Les femmes sont plus sujettes à des douleurs chroniques persistantes que les hommes. Cette divergence a conduit les scientifiques à en examiner les fondements biologiques, au-delà des seules perceptions.
Une étude parue dans
Science Immunology, menée par des spécialistes de l'Université d'État du Michigan, apporte des éléments de réponse pour expliquer cette divergence. Ce travail démontre l'implication de cellules immunitaires spécifiques, les monocytes, dans la diminution naturelle de la sensation douloureuse.
Image d'illustration Pixabay
Ces cellules produisent une molécule nommée IL-10, qui fonctionne comme un signal apaisant pour les neurones de la douleur. L'équipe a observé une production plus élevée de cette molécule chez les sujets mâles, un effet corrélé à des taux plus importants d'hormones sexuelles comme la testostérone.
Afin de confirmer ces résultats, plusieurs expériences ont été menées sur des modèles animaux. Les scientifiques ont employé des techniques pour analyser les cellules et ont constaté que l'activité des monocytes diminue lorsque les hormones mâles sont bloquées.

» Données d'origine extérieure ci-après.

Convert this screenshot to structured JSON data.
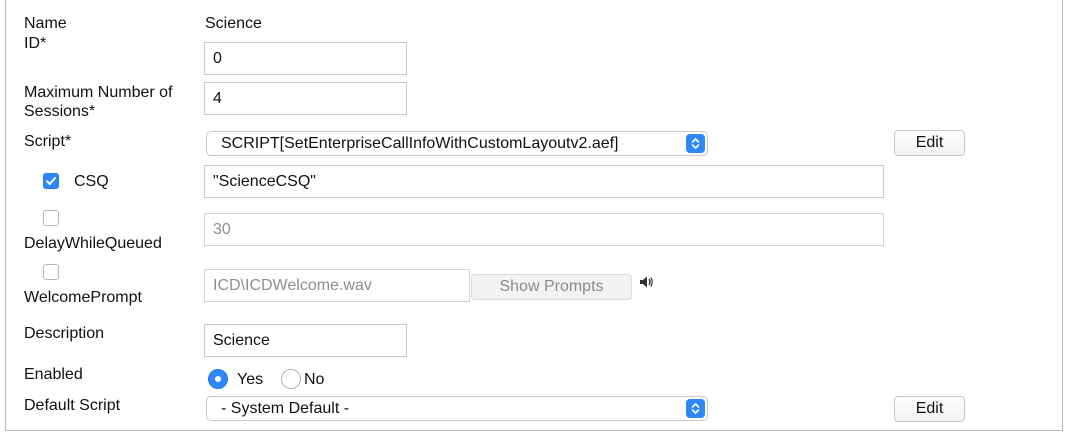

Les travaux se sont également penchés sur des données humaines, en collaboration avec des chercheurs de l'Université de Caroline du Nord. Ils ont fait apparaître une tendance comparable, avec une récupération plus rapide de la douleur chez les hommes, associée à une activité renforcée des monocytes producteurs d'IL-10.
Cette recherche démontre ainsi que la disparition de la douleur n'est pas un processus passif. Elle est activement pilotée par le système immunitaire, avec des distinctions notables entre les sexes.
Ces images microscopiques côte à côte montrent des niveaux plus faibles de sous-unités du récepteur IL-10, en jaune, dans les cellules de la peau femelle (gauche) par rapport aux cellules mâles (droite).
Crédit: laboratoire Laumet
Ces découvertes pourraient, à terme, ouvrir la voie à des traitements non opioïdes. En ciblant les mécanismes de production d'IL-10, il serait envisageable d'aider l'organisme à mieux contrôler la douleur chronique, offrant ainsi de nouvelles options pour améliorer le quotidien des patients.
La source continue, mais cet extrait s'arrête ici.